Aber da legte der Elf rasch das winzige Fingerchen auf seine Lippen, bog einen keinen blühenden Jasminzweig zur Seite und schob dann Maja ein wenig vor.

„Sieh nun hinab,“ sagte er leise, „dort findest du, was du dir gewünscht hast.“

Da sah die kleine Biene im Mondschatten auf einer Bank zwei Menschen sitzen. Es waren ein Mädchen und ein Jüngling. Sie hatte ihren Kopf an seine Schulter gelehnt, und sein Arm hielt sie umschlungen, als ob er sie schützen wollte. Sie saßen ganz still da und schauten mit großen Augen in die Nacht. Es war so ruhig, als wären sie beide eingeschlafen, nur in der Ferne hörte man die Grillen und langsam, langsam wanderte das Mondlicht in den Blättern.

Die kleine Maja sah voll Entzücken in das Gesicht des Mädchens. Obgleich es bleich und traurig erschien, lag doch ein Schimmer von großem Glück darüber, der wie ein heimliches Leuchten war. Über den großen Augen ruhte goldenes Haar, wie auch der Elf es hatte, und auf dem Haar lag der Himmelsschein der Sommernacht. Von ihren roten Lippen, die ein klein wenig geöffnet waren, ging ein Hauch von Wehmut und Seligkeit, als ob sie alles, was ihr eigen war, zum Glück des Mannes dahingeben wollte der an ihrer Seite saß. Und nun wandte sie sich ihm zu und zog sein Haupt zu sich nieder und sagte etwas, das ein Lächeln in sein Gesicht zauberte, wie Maja nie geglaubt hatte, daß ein Wesen der Erde lächeln könnte. In seinen Augen strahlten ein Glück und eine Kraft, als ob die ganze, große Erde sein Eigentum wäre und als wären Leid und Ungemach für immer aus der Welt verbannt.

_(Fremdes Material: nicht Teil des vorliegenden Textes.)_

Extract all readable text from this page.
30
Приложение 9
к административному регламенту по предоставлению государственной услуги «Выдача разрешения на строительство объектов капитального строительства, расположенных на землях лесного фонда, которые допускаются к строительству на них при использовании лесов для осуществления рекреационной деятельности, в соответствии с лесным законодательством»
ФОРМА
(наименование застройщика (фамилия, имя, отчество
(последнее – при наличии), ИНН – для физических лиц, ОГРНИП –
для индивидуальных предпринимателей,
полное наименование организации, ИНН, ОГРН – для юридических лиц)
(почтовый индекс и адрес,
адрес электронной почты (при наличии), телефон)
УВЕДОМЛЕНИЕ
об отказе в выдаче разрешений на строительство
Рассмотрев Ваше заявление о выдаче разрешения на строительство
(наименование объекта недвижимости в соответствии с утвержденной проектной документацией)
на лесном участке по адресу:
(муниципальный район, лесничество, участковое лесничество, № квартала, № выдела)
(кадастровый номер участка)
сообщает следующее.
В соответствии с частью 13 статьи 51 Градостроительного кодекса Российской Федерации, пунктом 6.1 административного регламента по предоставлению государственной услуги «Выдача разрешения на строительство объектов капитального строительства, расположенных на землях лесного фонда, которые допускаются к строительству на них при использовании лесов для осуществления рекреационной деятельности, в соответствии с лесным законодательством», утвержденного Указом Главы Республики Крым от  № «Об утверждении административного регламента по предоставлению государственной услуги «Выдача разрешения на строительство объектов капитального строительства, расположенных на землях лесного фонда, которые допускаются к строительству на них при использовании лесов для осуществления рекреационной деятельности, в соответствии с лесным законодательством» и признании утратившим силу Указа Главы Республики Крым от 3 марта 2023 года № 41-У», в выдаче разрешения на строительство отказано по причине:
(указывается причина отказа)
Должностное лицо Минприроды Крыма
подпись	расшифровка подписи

Es verlangte Maja nicht danach zu wissen, was er dem Mädchen antwortete. Ihr Herz zitterte, als sei die Seligkeit, die von den Menschen unter ihr ausging, auch ihr Eigentum. „Nun habe ich das Herrlichste gesehen,“ flüsterte sie bebend, „was meine Augen jemals schauen werden. Ich weiß nun, daß die Menschen am schönsten sind, wenn sie einander liebhaben.“

Sie wußte nicht, wie lange sie so still und in Schaun versunken hinter den Blättern gesessen hatte. Als sie sich umwandte, war der Schein des Glühkäfers erloschen, und der Elf war fort.

Da erblickte sie durch den Ausgang der Laube fern über der Landschaft einen schmalen, roten Lichtstreif am Horizont.